Our main hinderance with gRPC was that several disparate teams had strange issues with the fairly opaque runtime. The “batteries included” approach made attempts to debug the root causes quite difficult.
As a result of the above, we have been exploring twirp. You get the benefits of using protobufs for defining the RPC interface, but without quite as much runtime baggage that complicates debugging issues that arise.
That's always the problem with "batteries included". If they don't work it's often not worth the effort to fix them; you gotta toss em.
I'm curious what languages you were using gRPC with. The batteries includedness across tons of languages is a big part of gRPC's appeal. I'd assume Java and C++ get enough use to be solid but maybe that's wishful thinking?

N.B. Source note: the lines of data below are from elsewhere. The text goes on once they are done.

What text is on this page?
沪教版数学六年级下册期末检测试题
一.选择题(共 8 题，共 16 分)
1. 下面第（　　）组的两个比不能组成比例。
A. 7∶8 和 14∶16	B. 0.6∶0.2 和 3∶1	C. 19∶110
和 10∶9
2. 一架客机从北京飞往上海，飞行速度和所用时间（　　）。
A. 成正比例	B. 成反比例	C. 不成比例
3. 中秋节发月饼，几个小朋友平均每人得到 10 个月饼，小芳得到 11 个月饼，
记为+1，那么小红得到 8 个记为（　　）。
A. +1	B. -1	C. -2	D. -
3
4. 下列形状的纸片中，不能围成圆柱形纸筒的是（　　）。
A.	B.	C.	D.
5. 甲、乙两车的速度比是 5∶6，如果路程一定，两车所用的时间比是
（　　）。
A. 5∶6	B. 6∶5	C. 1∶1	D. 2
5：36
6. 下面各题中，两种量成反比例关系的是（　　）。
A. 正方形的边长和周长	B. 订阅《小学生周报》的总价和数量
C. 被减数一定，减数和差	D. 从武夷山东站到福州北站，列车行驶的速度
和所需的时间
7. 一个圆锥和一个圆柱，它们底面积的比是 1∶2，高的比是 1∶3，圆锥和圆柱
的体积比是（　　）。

One that we encountered in several services were gRPC ruby clients that semi-regularly blocked on responses for an indeterminate amount of time. We added lots of tracing data on the client and server to instrument where “slowness” was occurring. We would see every trace span look just like you would hope until the message went into the runtime and failed to get passed up to the caller for some random long period of time. Debugging what was happening between the network response (fast) and the actual parsed response being handed to the caller (slow) was quite frustrating, as it requires trying to dig into C bindings/runtime from the ruby client.
It was a couple of years ago, but the Go gRPC library had pretty broken flow control. gRPC depends upon both ends having an accurate picture of in-flight data volumes, both per-stream and per-transport (muxed connection). It's a rather complex protocol, and isn't rigorously specified for error cases. The main problem we encountered was that errors, especially timed-out transactions, would cause the gRPC library to lose track of buffer ownership (in the sense of host-to-host), and result in a permanent decrease of a transport's available in-flight capacity. Eventually it would hit zero and the two hosts would stop talking. Our solution was to patch-out the flow control (we already had app-level mechanisms).
[edit: The flow control is actually done at the HTTP/2 level. However, the Go gRPC library has its own implementation of HTTP/2.]
This isn’t to say it happened on every response..it was a relatively small fraction. But, it was enough to tell _something_ was going on. Who knows, it could be something quirky on the network and not even a gRPC issue. But, because the runtime is so opaque, it made debugging quite difficult.
Even Java codefen has issues - like a single classfile so big it crashes any IDE not explicitly set up for it, or a whole bunch of useless methods that lead to autocomplete being terrible.
As a result of the above, we have been exploring twirp. You get the benefits of using protobufs for defining the RPC interface, but without quite as much runtime baggage that complicates debugging issues that arise.